The last time Brooklyn MC Talib Kweli and Cincinnati DJ Hi-Tek partnered under the Reflection Eternal moniker, it was back in 2000 with their critically acclaimed album, Train of Thought. It captured the essence of hip hop as Kweli and Tek sketched their lives as artists and young men. Train of Thought combined Kweli’s high-caliber rhymes and poetical intuition with Tek’s deeply layered beats to create a classic.
Kweli and Tek have done fairly well outside of their affliation as Reflection Eternal, with Kweli releasing three LPs since 2002 (Quality, The Beautiful Struggle and Eardrum) and Tek with his Hi-Teknology trilogy. However, both of them have reconnected on various projects, including Tek producing “More or Less” on Eardum and Kweli making numerous appearances on the Hi-Teknology series. It was only a matter of time before Kweli and Tek collaborated again as Reflection Eternal.

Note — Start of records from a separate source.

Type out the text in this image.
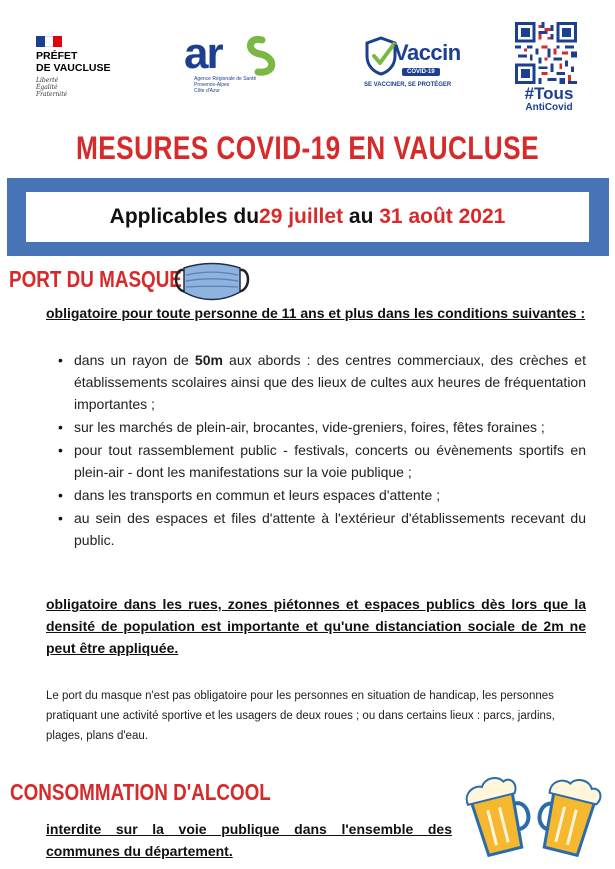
PRÉFET
DE VAUCLUSE
Liberté
Égalité
Fraternité
ar
Agence Régionale de Santé
Provence-Alpes
Côte d'Azur
Vaccin
COVID-19
SE VACCINER, SE PROTÉGER	#Tous
AntiCovid
MESURES COVID-19 EN VAUCLUSE
Applicables du 29 juillet au 31 août 2021
PORT DU MASQUE
obligatoire pour toute personne de 11 ans et plus dans les conditions suivantes :
• dans un rayon de 50m aux abords : des centres commerciaux, des crèches et établissements scolaires ainsi que des lieux de cultes aux heures de fréquentation importantes ;
• sur les marchés de plein-air, brocantes, vide-greniers, foires, fêtes foraines ;
• pour tout rassemblement public - festivals, concerts ou évènements sportifs en plein-air - dont les manifestations sur la voie publique ;
• dans les transports en commun et leurs espaces d'attente ;
• au sein des espaces et files d'attente à l'extérieur d'établissements recevant du public.
obligatoire dans les rues, zones piétonnes et espaces publics dès lors que la densité de population est importante et qu'une distanciation sociale de 2m ne peut être appliquée.
Le port du masque n'est pas obligatoire pour les personnes en situation de handicap, les personnes pratiquant une activité sportive et les usagers de deux roues ; ou dans certains lieux : parcs, jardins, plages, plans d'eau.
CONSOMMATION D'ALCOOL
interdite sur la voie publique dans l'ensemble des communes du département.
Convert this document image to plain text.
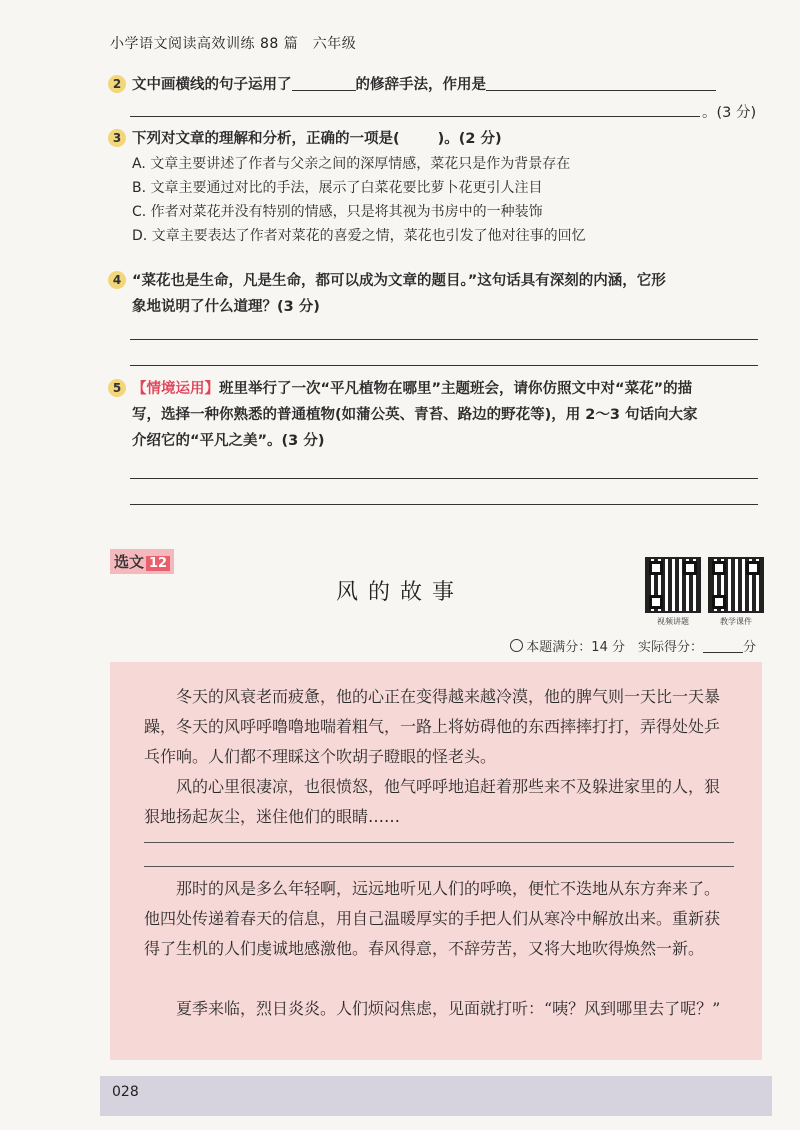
小学语文阅读高效训练 88 篇　六年级
2 文中画横线的句子运用了	的修辞手法，作用是
。(3 分)
3 下列对文章的理解和分析，正确的一项是(	)。(2 分)
A. 文章主要讲述了作者与父亲之间的深厚情感，菜花只是作为背景存在
B. 文章主要通过对比的手法，展示了白菜花要比萝卜花更引人注目
C. 作者对菜花并没有特别的情感，只是将其视为书房中的一种装饰
D. 文章主要表达了作者对菜花的喜爱之情，菜花也引发了他对往事的回忆
4 “菜花也是生命，凡是生命，都可以成为文章的题目。”这句话具有深刻的内涵，它形
象地说明了什么道理？(3 分)
5 【情境运用】班里举行了一次“平凡植物在哪里”主题班会，请你仿照文中对“菜花”的描
写，选择一种你熟悉的普通植物(如蒲公英、青苔、路边的野花等)，用 2～3 句话向大家
介绍它的“平凡之美”。(3 分)
选文 12
风的故事
视频讲题	教学课件
本题满分：14 分　实际得分：	分

冬天的风衰老而疲惫，他的心正在变得越来越冷漠，他的脾气则一天比一天暴躁，冬天的风呼呼噜噜地喘着粗气，一路上将妨碍他的东西摔摔打打，弄得处处乒乓作响。人们都不理睬这个吹胡子瞪眼的怪老头。

风的心里很凄凉，也很愤怒，他气呼呼地追赶着那些来不及躲进家里的人，狠狠地扬起灰尘，迷住他们的眼睛……

那时的风是多么年轻啊，远远地听见人们的呼唤，便忙不迭地从东方奔来了。他四处传递着春天的信息，用自己温暖厚实的手把人们从寒冷中解放出来。重新获得了生机的人们虔诚地感激他。春风得意，不辞劳苦，又将大地吹得焕然一新。

夏季来临，烈日炎炎。人们烦闷焦虑，见面就打听：“咦？风到哪里去了呢？”

028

Ta-Da! Without further ado, Talib Kweli and Hi-Tek present: Revolutions Per Minute. Although Reflection Eternal became the oldest sophomores in hip-hop history with their latest release, the chemistry between Kweli and Tek has not wavered and has steadily become stronger. While Train of Thought enlisted beat production that incorporated pulsating drums and blaring horns, the beginning of “City Playgrounds” reverses that approach with a much more low-key sound, allowing Kweli to be heard loud and clear. In “Back Again” (featuring RES), the pace increases dramatically and focuses on their triumphant return to music. With “Strangers (Paranoid)” (featuring Bun B), capitalism, the health care system and government spying are issues fired upon by Kweli and former UGK member, Bun B.
There are several standout tracks on the album, such as “In This World,” “Ballad of Black Gold” and “Just Begun.” With “In This World,” Tek concocts a marching beat for Kweli, who rhymes about the effect poverty has had on black people as well as shedding light on how hard work and diligence led him to a successful career in hip-hop. In “Ballad of Black Gold,” Kweli sounds off on the oil industry and the effect it has had on the Middle East and Nigeria. Then there is “Just Begun”, a track that encompasses three incredible lyricists: Jay Electronica, J Cole and Mos Def. An intermittent generational gap is forged between Talib Kweli and Mos Def with Jay Electronica and J Cole.
Even though Revolutions Per Minute integrates more hip hop and pop together to appeal to a larger demographic more so than Train of Thought, Kweli and Tek showcase their fortitude and virtuosity by delivering another record imbued with social and political overtones.
Although the hip-hop industry has evolved immensely over the last decade, Reflection Eternal has maintained the fundamentals of hip-hop with their consistency and devoutness to musical integrity. Talib Kweli and DJ Hi-Tek have proven that even a lengthy hiatus will not deter their spirits nor infatuation with music.